Walking in Tirana's Streets






Walking in Tirana's Streets

I head for my usual supplier of hardback notebooks, the huge bazaar at the end of Rruga Dibres, just past the Medresa. But all the notebooks only have squared paper. The woman who has the stall gestures towards a young man, her son, and he says to me – please wait five minutes – and goes off. He returns with two packs of notebooks. Some of them have lines rather than squares, but the formerly kitsh cover designs have turned into ugly images of grimacing little boys with motor bikes. They think I don't like these because I want them for a girl. How old is she, asks the son. The ones with cute little girls are equally impossible for me to use. 16 I say, rather than attempt to explain that they are for me to write in, that the Chinese paper and the kitsh covers are precisely what I love about them. The only possible lined one is plain blue so I take that one and a squared one with gorgeous heart patterns like plush satin. 300 lek for the 2 (£2), the same as they cost 4 years ago.

Walking back to the centre – walking in Tirana's streets is an enormous pleasure for me – I go into a small café to buy byrek, that delicious flaky pastry with slivers of cheese inside. The woman behind the counter is friendly, all smiles. But she has no change for my 100 lek coin. Ska, ska, she waves me away and smiles. It's nothing, don't worry, have it on me. She shrugs, smiles, waves. Faleminderit shum I say, thank you very much.

Continuing towards the centre, I'm watching a policeman at traffic lights. He waves the cars on, while the lights are at green. When they change to red, he holds up his lollipop. Good. Green man – I cross. The first car pulls up and the policeman waves the second which is in the middle of the road, over to the side, behind the first one. I'm eating my byrek, looking back at him and don't see a car coming from my right – well I wouldn't would I? There's a green pedestrian sign, and I have right of way. But the car sounds its horn, clearly intending to continue. I wave my byrek at him and walk on.

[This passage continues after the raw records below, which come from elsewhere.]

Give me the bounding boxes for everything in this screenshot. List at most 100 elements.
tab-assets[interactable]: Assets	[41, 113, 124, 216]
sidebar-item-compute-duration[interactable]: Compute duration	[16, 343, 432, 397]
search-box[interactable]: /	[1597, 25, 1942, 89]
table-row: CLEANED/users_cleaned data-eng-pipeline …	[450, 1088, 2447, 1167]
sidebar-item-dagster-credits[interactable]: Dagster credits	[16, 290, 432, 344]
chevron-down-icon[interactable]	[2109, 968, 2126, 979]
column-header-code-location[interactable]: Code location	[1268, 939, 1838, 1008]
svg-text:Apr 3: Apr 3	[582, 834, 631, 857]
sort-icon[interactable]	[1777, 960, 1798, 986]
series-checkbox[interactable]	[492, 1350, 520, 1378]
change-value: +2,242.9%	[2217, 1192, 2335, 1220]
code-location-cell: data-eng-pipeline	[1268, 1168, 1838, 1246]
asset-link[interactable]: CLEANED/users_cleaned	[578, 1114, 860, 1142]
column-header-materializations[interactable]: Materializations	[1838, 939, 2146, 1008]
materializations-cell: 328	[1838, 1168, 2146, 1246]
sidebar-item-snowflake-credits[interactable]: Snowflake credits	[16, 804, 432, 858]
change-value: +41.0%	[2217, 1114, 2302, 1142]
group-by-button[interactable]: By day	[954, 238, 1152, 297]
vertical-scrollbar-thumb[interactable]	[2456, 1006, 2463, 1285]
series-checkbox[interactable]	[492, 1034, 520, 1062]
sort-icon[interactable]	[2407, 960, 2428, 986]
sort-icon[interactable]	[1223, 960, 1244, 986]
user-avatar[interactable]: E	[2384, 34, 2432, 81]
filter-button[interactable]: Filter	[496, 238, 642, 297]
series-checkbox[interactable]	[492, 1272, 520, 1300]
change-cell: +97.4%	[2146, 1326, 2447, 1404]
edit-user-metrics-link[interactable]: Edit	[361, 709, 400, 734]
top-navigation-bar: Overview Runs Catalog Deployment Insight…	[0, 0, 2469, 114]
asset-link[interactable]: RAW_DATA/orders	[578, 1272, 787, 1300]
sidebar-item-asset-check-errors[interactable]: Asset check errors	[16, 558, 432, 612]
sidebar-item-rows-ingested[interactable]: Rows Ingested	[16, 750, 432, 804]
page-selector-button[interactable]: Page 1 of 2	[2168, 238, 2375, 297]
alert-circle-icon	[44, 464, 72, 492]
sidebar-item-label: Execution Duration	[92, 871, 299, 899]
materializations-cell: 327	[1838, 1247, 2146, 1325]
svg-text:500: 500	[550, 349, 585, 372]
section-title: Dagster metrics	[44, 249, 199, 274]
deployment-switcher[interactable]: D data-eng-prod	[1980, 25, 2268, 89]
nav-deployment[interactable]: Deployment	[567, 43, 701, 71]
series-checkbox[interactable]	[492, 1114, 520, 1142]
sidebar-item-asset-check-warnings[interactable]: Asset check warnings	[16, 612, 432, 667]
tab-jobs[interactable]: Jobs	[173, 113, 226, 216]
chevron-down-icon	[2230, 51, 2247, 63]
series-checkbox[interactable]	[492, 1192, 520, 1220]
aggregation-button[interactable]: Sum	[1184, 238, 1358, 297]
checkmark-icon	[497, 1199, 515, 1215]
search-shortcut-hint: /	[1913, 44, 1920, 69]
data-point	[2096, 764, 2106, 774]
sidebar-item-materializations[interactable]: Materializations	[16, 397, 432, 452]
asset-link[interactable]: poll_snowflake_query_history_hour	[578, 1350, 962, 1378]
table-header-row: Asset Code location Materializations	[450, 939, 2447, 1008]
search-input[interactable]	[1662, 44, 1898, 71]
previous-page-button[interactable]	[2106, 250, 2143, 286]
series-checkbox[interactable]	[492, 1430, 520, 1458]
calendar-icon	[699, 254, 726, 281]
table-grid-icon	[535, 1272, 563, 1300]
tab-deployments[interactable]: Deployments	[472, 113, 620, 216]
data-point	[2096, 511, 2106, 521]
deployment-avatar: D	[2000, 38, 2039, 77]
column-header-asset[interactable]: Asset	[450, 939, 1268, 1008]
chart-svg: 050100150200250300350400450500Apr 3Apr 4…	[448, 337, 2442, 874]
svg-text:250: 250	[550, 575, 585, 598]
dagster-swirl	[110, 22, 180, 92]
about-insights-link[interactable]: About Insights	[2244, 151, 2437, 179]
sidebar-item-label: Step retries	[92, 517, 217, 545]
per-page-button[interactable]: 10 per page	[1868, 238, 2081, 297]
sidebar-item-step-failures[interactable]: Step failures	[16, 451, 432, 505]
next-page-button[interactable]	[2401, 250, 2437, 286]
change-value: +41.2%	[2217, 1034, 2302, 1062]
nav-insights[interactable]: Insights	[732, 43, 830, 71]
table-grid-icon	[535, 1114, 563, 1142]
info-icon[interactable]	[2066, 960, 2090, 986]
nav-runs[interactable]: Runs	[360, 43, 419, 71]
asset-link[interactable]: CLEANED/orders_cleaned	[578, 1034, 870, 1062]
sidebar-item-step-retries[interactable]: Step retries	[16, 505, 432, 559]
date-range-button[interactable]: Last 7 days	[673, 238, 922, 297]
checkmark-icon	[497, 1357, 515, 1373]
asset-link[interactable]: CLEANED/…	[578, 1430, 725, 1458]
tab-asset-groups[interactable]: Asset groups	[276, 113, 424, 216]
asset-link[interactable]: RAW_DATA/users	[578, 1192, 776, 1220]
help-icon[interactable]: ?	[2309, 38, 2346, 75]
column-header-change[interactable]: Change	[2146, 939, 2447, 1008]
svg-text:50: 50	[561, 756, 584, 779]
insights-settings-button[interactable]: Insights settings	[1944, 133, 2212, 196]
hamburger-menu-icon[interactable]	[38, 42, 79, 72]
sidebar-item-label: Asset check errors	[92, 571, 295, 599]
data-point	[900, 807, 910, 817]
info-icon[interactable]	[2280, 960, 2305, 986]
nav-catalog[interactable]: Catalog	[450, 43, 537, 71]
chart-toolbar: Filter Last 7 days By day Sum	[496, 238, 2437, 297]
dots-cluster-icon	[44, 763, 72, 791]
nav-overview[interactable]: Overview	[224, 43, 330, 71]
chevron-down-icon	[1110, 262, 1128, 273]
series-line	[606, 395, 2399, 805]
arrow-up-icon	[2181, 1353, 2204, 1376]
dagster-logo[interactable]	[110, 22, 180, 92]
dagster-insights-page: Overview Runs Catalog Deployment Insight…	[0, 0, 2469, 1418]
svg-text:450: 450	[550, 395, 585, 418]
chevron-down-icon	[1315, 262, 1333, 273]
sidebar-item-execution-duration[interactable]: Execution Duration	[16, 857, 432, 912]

Apart from the lack of lined and flowery kitsh-patterned notebooks this part of Tirana is, quite wonderfully, unchanged. Up the Rruga Dibres and Qemal Stafa, all is the same – powerful sunlight, noise, dust, fumes, broken pavements, helpful notebook sellers and friendly byrek sellers and cars that drive through pedestrian green lights, even when there's a policeman just a few meters away.

In the centre of course, particularly in the Blok, the fashionable area, there are very visible changes, painted façades, repaired roads, glamorous shops full of fashionable clothes, and lots of shiny new cars. Even the bicycle stall has a new parasol.


Old version bicycle stall and street


New version bicycle stall and same street.
*
The sparrows were doing their usual massive flocking in the chestnut trees along Sami Frasheri. I saw many of them, zooming in like fast dark arrows, to join the seething, sparking chorus in the trees. Is it their nightly reunion? Are they squabbling for space in the trees? Have I ever seen sparrows fly so fast and so far, more like swallows – are they really sparrows anyway?

If ever I'd forgotten that identity is not something discrete and compact that one can carry around with you, like a suitcase on wheels, walking along Tirana streets would have reminded me.

We might imagine that this shifting series of impressions, thoughts, and associations, connections and interchange with other people, is who we are, but this is like comparing a thin scarf of cloud tucked into a crevice of the mountainside with the mountain itself.

Identity it seems to me, is geographical, its textures are topography, and it lives in places – or it dreams there, sleeps, until you wake it, or that part of you that lives there, wakes, when your feet touch that ground again.
These street and hillside fragments are all one being, so it seems to me.

Walking in Tirana's streets is like living a double life, an abrupt intensifying of experience. The blaring car horns, the dust and diesel fumes, the smells of hot oil, roasting corn and rosemary and the early evening chorus of the birds as they swoop into the chestnut trees on Sami Frasheri, and shout and call and laugh and greet each other.

Various pasts arrive, just like those gossiping, garrulous birds, they zoom in to join this present moment as I walk up these streets. It's vertigo as well as plain sailing. It's moving up and down with sea swell, and it's those sudden shifts in altitude too, when you drop out of nowhere and you're carried up by something that just appears, and lifts you up.
Where we are is who we are.
Walking up Tirana's streets makes me feel as if something that was previously held inside me has been released, let out.

Comments

Notebooks! i love going to buy a notebook. when i visited Spain a year or two ago, it was a return to a 9 and 10 year old me, when we had squared notebooks to write in at school in Barcelona. so i bought a squared notebook again!
Your thoughts on identity have made me think. I have just been writing something about that - briefly, reading a Scottish person's love of south Spain, the similarities between Scots and Andalucians .. and the heart-breakng beauty of Scotland, and a quote of MacDiarmid's - and i was moved, and thought how good it must feel - how secure and free all at once - it must be to know where you come from, what culture you belong to!
but your writing about Tirana so evocative, as ever!